Systemic agents commonly used to provide effective preemptive analgesia include opiates, NMDA receptor antagonists, NSAIDS including the more selective COX-2 inhibitors, and acetaminophen. Synergism between medications decreases the required dosing and combining drugs can help to avoid the unwanted effects often seen with the higher doses needed in single agent therapy.
Opiates work by decreasing the transmission of nociceptive information at the brain and spinal cord levels thereby raising the pain threshold. The release of several neurotransmitters is inhibited by narcotic analgesics; these transmitters include acetylcholine, norepinephrine, dopamine, and substance P, a pain transmitter. Opiates can be administered systemically or neuraxially via the epidural or intrathecal route. NMDA receptors play a key role in central sensitization process described above. As such, NMDA receptor antagonists such as Ketamine produce a pre-emptive analgesic effect by modulating this sensitization response. This drug also has been shown to have intrinsic analgesic properties. It can be particularly useful as an adjunct when used in patients taking chronic opioids whose pain is poorly controlled despite high dose opioid therapy. NSAIDs given pre-emptively will reduce tissue inflammation and post-op pain. Selective COX-2 inhibitors provide the anti-inflammatory and analgesic benefits while minimizing GI adverse reactions common with non-selective NSAIDS. They are effective in reducing the amount of narcotic analgesics requested by patients and as a result, reduce opioid side effects. The intravenous form of acetaminophen is another potent agent with dramatic analgesic effects. It has been shown to be more effective than NSAIDS alone when used in combination therapies. IV administration has a more rapid and predictable onset of effect (5-10 minutes) and time to peak concentration (15 minutes) compared with rectal or oral administration (onset 10-60 minutes or more). Parenteral administration also bypasses initial hepatic metabolism and the “first pass effect”.

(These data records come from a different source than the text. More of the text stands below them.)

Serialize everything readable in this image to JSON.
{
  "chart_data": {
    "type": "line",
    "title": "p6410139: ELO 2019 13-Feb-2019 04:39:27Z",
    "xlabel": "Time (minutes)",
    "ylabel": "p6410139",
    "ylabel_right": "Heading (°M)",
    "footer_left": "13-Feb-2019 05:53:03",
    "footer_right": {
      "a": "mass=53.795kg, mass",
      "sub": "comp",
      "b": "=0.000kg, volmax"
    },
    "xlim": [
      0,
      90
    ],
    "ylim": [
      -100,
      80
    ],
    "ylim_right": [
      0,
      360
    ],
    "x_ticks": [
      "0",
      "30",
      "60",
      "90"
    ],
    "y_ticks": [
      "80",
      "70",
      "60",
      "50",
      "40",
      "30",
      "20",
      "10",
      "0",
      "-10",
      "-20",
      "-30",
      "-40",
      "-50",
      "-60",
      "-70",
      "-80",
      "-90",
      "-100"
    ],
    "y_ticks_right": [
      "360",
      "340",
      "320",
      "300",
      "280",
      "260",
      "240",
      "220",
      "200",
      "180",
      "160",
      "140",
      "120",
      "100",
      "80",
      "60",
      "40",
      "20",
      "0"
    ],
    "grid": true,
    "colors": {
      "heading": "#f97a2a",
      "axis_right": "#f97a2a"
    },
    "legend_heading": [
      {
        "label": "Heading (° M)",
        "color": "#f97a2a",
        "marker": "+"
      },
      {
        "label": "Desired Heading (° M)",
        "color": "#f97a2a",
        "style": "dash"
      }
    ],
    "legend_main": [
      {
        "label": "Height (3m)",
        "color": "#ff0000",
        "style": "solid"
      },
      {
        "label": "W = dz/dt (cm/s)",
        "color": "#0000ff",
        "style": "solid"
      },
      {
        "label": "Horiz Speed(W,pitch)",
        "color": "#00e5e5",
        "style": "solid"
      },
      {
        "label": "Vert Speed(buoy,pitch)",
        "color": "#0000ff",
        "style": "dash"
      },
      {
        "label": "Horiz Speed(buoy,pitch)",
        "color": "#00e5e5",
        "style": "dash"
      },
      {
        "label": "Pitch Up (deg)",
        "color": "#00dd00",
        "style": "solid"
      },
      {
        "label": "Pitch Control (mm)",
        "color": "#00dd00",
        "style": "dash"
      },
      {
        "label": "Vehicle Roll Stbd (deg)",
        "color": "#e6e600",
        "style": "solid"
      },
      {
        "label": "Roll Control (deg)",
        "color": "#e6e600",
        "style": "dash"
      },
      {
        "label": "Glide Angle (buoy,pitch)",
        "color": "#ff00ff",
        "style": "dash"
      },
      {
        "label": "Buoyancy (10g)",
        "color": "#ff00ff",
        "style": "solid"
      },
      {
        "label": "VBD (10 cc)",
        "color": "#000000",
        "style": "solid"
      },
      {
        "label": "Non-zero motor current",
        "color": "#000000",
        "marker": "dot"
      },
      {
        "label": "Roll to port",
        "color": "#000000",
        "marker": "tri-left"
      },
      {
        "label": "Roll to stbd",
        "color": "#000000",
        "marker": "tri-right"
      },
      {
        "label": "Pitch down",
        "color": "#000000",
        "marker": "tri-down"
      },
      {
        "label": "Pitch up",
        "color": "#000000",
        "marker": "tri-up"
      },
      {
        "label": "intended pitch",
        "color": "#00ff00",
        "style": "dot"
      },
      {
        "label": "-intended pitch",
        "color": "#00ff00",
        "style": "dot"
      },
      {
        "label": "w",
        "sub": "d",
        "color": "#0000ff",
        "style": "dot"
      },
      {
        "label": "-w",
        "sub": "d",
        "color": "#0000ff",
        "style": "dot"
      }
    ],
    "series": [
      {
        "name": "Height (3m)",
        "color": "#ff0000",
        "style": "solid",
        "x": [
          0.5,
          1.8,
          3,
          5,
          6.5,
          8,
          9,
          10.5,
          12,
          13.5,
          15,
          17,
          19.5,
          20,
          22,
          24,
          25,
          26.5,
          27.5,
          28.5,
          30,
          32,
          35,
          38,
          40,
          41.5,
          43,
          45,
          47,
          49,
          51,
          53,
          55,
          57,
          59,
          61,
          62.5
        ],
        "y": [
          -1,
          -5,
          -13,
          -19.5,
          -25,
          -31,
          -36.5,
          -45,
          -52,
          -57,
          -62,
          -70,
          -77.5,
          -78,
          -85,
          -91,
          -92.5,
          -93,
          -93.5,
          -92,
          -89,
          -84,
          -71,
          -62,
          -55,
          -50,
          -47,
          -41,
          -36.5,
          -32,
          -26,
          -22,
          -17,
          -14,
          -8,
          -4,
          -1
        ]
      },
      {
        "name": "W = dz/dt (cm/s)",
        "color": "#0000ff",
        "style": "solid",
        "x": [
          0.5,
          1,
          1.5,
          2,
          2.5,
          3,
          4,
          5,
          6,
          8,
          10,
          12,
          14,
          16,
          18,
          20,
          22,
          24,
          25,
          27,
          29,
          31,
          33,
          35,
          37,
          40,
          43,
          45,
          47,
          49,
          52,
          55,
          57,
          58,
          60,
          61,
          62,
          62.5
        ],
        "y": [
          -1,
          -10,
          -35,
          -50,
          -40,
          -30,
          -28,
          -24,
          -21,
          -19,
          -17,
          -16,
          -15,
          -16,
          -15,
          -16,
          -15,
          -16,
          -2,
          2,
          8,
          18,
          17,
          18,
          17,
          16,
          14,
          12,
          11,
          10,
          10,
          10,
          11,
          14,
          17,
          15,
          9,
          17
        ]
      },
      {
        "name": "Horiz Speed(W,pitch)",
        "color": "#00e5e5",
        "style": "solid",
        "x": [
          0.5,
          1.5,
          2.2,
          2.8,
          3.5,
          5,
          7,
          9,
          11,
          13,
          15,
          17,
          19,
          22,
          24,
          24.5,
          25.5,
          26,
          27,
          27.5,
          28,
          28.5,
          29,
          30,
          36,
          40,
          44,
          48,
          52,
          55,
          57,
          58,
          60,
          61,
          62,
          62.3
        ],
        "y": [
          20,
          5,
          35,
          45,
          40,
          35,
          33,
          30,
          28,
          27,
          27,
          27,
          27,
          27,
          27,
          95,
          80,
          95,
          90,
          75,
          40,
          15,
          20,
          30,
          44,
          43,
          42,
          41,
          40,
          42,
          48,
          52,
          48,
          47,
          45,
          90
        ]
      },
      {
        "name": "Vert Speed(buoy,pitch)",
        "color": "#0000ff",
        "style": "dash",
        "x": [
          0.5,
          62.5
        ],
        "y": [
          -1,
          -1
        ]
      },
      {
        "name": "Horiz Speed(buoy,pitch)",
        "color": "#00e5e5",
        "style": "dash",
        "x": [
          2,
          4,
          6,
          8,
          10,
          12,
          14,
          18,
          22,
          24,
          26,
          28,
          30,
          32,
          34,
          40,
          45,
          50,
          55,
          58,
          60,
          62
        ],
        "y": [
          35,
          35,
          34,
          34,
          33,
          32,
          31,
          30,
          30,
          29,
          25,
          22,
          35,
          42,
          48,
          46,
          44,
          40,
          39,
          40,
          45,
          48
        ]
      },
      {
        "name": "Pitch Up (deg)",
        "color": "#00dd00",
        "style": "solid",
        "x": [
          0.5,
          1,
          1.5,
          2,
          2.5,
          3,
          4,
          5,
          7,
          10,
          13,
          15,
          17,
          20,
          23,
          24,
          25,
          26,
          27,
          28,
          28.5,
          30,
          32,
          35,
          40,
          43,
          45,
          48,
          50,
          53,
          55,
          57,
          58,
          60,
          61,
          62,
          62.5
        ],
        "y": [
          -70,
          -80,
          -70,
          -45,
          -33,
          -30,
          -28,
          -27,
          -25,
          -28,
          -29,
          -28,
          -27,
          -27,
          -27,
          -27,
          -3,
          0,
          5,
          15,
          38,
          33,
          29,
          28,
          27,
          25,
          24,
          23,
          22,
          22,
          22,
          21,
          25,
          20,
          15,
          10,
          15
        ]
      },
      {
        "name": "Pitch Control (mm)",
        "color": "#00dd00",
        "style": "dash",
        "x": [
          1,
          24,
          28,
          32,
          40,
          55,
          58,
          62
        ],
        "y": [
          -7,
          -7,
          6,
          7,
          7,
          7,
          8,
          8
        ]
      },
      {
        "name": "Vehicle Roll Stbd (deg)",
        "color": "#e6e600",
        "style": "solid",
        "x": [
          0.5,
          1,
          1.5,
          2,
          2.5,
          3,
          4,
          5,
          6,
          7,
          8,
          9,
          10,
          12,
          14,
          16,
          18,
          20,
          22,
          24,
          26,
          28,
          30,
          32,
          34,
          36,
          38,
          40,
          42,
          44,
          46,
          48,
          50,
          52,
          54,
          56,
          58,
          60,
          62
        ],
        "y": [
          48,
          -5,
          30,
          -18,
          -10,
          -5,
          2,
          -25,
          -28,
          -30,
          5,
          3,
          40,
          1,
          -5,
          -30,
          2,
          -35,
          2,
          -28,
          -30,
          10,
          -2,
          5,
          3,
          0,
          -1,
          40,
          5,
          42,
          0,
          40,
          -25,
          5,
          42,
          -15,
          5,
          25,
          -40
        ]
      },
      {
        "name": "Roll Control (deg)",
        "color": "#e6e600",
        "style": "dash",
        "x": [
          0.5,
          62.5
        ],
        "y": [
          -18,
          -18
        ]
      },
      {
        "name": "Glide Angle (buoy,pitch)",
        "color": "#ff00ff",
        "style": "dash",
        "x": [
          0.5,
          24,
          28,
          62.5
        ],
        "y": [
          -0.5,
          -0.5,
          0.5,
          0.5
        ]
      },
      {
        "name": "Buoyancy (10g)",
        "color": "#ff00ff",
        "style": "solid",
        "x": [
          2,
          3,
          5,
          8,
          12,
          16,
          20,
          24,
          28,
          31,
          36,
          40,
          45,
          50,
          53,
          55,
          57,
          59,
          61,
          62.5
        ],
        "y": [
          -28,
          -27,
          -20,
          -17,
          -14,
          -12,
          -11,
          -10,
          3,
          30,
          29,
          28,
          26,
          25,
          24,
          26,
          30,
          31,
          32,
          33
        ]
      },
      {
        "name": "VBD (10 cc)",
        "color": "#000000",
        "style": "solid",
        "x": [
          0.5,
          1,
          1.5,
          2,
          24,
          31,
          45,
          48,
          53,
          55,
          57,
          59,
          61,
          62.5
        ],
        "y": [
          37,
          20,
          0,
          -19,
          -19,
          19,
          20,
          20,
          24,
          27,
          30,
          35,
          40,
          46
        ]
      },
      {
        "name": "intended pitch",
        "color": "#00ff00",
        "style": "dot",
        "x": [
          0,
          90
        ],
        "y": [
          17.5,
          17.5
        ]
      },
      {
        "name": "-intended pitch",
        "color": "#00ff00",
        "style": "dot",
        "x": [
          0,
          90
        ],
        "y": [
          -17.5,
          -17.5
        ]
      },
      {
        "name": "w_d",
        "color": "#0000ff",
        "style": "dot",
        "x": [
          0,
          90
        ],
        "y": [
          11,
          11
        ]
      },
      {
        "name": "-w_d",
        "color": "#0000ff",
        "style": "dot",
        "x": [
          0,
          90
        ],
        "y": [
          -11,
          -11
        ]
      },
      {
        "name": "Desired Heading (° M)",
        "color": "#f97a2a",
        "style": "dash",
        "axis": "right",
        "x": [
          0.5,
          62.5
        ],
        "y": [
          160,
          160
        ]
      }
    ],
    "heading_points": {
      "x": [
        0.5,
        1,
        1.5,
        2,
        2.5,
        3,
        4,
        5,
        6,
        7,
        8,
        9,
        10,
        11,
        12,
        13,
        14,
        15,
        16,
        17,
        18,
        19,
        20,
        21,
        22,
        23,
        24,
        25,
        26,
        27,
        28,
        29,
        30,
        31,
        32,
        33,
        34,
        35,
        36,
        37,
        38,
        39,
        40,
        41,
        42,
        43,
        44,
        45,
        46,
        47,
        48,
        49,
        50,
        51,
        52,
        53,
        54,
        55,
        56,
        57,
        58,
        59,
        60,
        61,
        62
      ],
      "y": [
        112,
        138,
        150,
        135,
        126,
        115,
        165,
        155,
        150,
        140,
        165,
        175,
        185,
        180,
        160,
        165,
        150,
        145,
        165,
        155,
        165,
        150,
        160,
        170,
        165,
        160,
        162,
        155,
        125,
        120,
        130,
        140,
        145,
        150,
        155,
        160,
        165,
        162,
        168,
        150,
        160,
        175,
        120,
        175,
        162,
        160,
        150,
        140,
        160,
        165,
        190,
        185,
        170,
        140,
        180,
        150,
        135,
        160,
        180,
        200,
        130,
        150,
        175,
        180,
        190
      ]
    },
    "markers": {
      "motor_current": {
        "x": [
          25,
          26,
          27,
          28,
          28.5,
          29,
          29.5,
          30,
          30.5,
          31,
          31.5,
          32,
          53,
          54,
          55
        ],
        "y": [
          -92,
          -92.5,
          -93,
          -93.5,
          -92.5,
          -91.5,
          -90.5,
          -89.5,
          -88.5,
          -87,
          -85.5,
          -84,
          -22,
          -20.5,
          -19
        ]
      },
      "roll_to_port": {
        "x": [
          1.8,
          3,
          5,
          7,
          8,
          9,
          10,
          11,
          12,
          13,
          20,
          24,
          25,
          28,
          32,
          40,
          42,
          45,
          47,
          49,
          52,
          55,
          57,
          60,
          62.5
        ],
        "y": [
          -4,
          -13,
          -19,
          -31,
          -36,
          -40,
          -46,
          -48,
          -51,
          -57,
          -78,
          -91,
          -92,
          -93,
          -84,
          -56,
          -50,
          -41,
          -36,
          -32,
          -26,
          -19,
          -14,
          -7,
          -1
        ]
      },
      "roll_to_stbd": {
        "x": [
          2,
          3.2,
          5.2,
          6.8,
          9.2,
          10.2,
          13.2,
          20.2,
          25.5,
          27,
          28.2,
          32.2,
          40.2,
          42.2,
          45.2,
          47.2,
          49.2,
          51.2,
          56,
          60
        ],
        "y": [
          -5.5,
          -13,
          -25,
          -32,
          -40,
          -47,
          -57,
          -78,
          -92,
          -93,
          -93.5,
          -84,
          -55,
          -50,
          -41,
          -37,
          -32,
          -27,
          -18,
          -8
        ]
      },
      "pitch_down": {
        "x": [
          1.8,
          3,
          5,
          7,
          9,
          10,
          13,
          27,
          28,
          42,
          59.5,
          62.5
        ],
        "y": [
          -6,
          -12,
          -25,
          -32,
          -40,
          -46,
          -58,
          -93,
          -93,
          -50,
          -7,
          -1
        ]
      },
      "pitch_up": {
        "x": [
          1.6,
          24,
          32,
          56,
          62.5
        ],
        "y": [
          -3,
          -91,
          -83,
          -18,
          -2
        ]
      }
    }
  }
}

Other agents employed in the multimodal approach to post-operative pain control include tramadol, which acts as a central opioid agonist. This agent binds to mu opioid receptors and weakly inhibits norepinephrine and serotonin reuptake producing analgesia. Gabapentin acts by blocking calcium channels modulating excitatory neurotransmitter release. The use of transcutaneous electrical nerve (TENS) stimulation at paravertebral dermatomes corresponding to the surgical incision has also been reported to improve postoperative pain management. As this technique causes few adverse effects, its use as an adjunct to conventional pharmaceutical therapy should also be considered as part of multimodal analgesia in the future, particularly for patients in whom conventional analgesic techniques fail and/or are accompanied by severe medication related adverse events.
To effectively treat postoperative pain it is necessary to fully understand the intrinsic pain pathways. Using a multimodal approach that modulates and/or inhibits the transmission of pain signals at various points in the continuum allows multiple agents and therapies to have a synergistic effect, which will provide superior post op pain management for your patients. Always remember that these regimens should be carefully tailored to the needs of each individual patient.